I was reminded of the lesson I learned more than five years ago in a bible study when I was living in Tennessee. Our teacher was connecting the day of atonement from Leviticus 16 to Jesus' crucifixion in John 19 to Hebrews 10. I had never found any point in reading Leviticus 16, but loved seeing it play out in the new testament.

Check out Leviticus 16:20-22 first... 20 “When Aaron has finished making atonement for the Most Holy Place, the tent of meeting and the altar, he shall bring forward the live goat. 21 He is to lay both hands on the head of the live goat and confess over it all the wickedness and rebellion of the Israelites—all their sins—and put them on the goat’s head. He shall send the goat away into the wilderness in the care of someone appointed for the task. 22 The goat will carry on itself all their sins to a remote place; and the man shall release it in the wilderness.

The whole chapter is talking about the Day of Atonement. Israel’s annual Day of Atonement was something like a spiritual spring cleaning. It was a day of national mourning and repentance. The whole ceremony is outlined through chapter 16. Aaron secured the necessary sacrificial animals: a bull for his own sin offering and two male goats for the people’s sin offering; two rams, one for Aaron’s and the other for the people’s burnt offering. In verses 20-22, it's talking about the second goat, the one which was kept alive, had the sins of the nation symbolically laid on its head, and was driven from the camp to a desolate place, from which it must never return.

Azazel is the Hebrew word for "scapegoat." They say, the literal translation would be something along the line of “the going-away goat” or the “disappearing goat” or the “entire-removal goat”. Which is cool that it's not the goat that is "taking the blame," but really the entire removal.

Fast forward to John 19:15. 15 But they shouted, “Take him away! Take him away! Crucify him!” “Shall I crucify your king?” Pilate asked. “We have no king but Caesar,” the chief priests answered.

The guy who taught me the lesson was talking about how this translation of "take him away" and the original goat being taken away is so similar. John 19 tells the story of Jesus' being put to death... really on account of our screw-ups and not just to take the blame, but to really remove the blame and the sins.

Hebrews 10:3-4. 3 But those sacrifices are an annual reminder of sins. 4 It is impossible for the blood of bulls and goats to take away sins. This marks the new covenant... where after Jesus, we don't have to keep sacrificing animals like they did in Leviticus. Jesus was the ultimate sacrifice.

Then there's Hebrews 13:11-13. 11 The high priest carries the blood of animals into the Most Holy Place as a sin offering, but the bodies are burned outside the camp. 12 And so Jesus also suffered outside the city gate to make the people holy through his own blood. 13 Let us, then, go to him outside the camp, bearing the disgrace he bore.

Here, it's telling us Jesus was taken outside the city to die... similar to the goat on the Day of Atonement taken outside the city.

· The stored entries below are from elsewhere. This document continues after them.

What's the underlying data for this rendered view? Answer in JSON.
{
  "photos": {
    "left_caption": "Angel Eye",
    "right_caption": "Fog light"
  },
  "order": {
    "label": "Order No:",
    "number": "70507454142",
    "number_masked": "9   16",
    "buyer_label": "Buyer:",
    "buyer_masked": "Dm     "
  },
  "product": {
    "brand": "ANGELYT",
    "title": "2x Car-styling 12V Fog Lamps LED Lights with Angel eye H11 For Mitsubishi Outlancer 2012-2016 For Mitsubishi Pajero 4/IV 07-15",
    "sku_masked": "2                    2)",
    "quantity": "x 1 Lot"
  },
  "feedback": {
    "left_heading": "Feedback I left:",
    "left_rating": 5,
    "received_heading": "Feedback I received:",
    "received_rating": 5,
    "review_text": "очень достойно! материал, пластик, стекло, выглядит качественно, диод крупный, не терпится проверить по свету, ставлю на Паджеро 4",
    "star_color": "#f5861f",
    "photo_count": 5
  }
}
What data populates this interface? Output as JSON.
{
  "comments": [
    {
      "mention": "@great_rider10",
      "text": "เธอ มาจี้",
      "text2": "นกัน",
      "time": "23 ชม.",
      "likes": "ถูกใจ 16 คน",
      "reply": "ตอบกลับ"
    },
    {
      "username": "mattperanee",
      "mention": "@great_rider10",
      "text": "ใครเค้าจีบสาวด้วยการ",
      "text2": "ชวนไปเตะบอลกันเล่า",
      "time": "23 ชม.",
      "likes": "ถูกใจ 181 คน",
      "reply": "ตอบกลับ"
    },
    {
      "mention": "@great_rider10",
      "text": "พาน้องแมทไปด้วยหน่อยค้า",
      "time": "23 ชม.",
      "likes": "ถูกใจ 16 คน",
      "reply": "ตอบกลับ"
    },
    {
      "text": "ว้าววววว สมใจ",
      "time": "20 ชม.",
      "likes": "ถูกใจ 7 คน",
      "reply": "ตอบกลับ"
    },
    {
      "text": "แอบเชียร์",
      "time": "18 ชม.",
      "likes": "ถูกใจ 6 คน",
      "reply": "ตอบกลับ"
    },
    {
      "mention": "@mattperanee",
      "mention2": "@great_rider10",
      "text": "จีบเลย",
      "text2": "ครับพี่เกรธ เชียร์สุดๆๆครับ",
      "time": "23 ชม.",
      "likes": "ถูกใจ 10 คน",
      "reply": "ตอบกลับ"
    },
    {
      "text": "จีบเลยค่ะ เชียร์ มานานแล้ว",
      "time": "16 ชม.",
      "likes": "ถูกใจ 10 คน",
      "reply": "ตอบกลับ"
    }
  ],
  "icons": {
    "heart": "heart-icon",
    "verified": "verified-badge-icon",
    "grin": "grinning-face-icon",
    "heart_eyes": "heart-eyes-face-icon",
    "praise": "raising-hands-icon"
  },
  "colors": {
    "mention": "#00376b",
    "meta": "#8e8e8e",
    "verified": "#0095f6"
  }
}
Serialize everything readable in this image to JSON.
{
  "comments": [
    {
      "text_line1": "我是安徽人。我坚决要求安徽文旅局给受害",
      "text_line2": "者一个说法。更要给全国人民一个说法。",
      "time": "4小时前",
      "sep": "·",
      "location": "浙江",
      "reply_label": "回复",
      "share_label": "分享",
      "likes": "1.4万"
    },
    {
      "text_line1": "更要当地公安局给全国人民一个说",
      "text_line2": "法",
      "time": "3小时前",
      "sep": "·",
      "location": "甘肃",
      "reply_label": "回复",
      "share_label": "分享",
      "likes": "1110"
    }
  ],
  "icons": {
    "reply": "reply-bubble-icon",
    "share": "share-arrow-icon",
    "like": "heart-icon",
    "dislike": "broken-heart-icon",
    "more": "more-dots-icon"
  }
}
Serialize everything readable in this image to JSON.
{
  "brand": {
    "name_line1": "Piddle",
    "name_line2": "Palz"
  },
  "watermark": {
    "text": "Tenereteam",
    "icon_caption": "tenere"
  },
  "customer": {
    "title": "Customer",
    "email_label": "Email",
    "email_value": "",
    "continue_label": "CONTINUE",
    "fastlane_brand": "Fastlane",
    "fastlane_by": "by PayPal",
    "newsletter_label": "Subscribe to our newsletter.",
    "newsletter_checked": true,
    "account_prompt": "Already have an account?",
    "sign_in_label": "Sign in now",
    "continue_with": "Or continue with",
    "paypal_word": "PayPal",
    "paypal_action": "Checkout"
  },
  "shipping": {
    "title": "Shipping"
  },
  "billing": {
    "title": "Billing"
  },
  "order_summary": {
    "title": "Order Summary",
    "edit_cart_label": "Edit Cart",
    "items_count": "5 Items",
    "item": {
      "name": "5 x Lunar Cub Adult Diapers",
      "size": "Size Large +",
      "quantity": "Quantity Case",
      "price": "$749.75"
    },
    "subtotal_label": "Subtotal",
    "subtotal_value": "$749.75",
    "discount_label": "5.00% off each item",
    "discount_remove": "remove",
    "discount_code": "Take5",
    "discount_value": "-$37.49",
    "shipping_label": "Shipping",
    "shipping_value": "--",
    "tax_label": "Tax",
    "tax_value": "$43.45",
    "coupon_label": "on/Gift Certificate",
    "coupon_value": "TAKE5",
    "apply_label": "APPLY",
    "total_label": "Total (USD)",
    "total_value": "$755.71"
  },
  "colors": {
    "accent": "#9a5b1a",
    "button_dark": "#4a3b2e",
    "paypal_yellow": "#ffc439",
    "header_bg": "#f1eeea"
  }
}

It feels really wordy and intellectual and not very emotional or feel good... but I think there's a lesson in the scapegoat. Today, scapegoat is always just the person taking the blame. We mess up, we take the blame, feel guilty or bad about ourselves and we carry it around with us. Jesus didn't just take the blame. He took all of our mess-ups and has removed them. We can stop blaming ourselves... we can stop carrying them around... we just have to let Him remove them.